Eppure leggiamo nella prima sentenza di Palermo, mentre attendiamo le motivazioni dell”appello, “la pluralità dell”attività posta in essere (da Marcello Dell”Utri ndr)” “ha costituito un concreto, volontario, consapevole, specifico e prezioso contributo al mantenimento, consolidamento e rafforzamento di ”cosa nostra” alla quale è stata, tra l”altro, offerta l”opportunità, sempre con la mediazione di Marcello Dell”Utri, di entrare in contatto con importanti ambienti dell”economia e della finanza, così agevolandola nel perseguimento dei suoi fini illeciti, sia meramente economici che, lato sensu, politici”.
Mentre trattava con il senatore, che contruibiva ad aumentarne forza e prestigio, la mafia siciliana continuava ad uccidere innocenti, ad opprimere, a soffocare l”economia legale, a infiltrare le istituzioni fino a raggiungerne i più alti vertici.
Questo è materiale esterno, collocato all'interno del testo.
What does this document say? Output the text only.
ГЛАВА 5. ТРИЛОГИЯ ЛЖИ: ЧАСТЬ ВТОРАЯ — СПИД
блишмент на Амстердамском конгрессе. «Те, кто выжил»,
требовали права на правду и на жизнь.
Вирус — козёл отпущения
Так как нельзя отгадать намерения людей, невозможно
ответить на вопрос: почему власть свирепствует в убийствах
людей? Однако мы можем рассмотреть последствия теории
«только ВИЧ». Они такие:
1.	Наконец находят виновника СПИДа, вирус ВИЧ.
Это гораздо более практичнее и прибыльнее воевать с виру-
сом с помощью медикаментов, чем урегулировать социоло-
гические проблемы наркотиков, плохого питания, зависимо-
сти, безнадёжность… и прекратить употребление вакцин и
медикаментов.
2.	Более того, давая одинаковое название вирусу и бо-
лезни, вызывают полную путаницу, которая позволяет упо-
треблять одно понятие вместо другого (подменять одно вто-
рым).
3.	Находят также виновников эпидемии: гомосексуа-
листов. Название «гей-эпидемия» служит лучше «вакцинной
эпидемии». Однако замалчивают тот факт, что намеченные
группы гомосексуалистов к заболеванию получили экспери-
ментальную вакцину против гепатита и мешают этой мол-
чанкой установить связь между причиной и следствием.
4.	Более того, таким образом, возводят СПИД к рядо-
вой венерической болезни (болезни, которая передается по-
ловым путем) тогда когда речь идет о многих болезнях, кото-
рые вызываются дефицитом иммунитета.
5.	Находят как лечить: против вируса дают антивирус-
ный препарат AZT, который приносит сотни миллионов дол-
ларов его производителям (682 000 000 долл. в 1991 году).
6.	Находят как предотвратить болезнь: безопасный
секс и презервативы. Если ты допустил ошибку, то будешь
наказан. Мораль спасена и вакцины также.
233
Non era diversa dalla Cosa Nostra in cui era inserito Gaspare Spatuzza. Ma quando si tratta del senatore, qualcuno preferisce chiamarla in un altro modo.
Ci dicano perché i signori perbenisti.
E in quanto al sacrosanto principio del diritto di parola nulla in contrario, ma le regole dovrebbero valere per tutti. Anche per chi non accetta lezioni di storia o peggio di morale da un condannato in appello per i suoi legami, fino adesso accertati dai giudici, con i vertici della criminalità organizzata. Tanto più se il condannato in questione riveste una carica politica e per questo più di altri è sottoposto al giudizio dei cittadini. O come spesso si preferisce chiamarli, degli “elettori”.
Questo, ovviamente, purché non si sfoci nella violenza, cosa che infatti non è accaduta, a dispetto delle critiche pretestuose dei soliti noti.
E allora articolo 21 della Costituzione sì, ma quel diritto è uguale per tutti.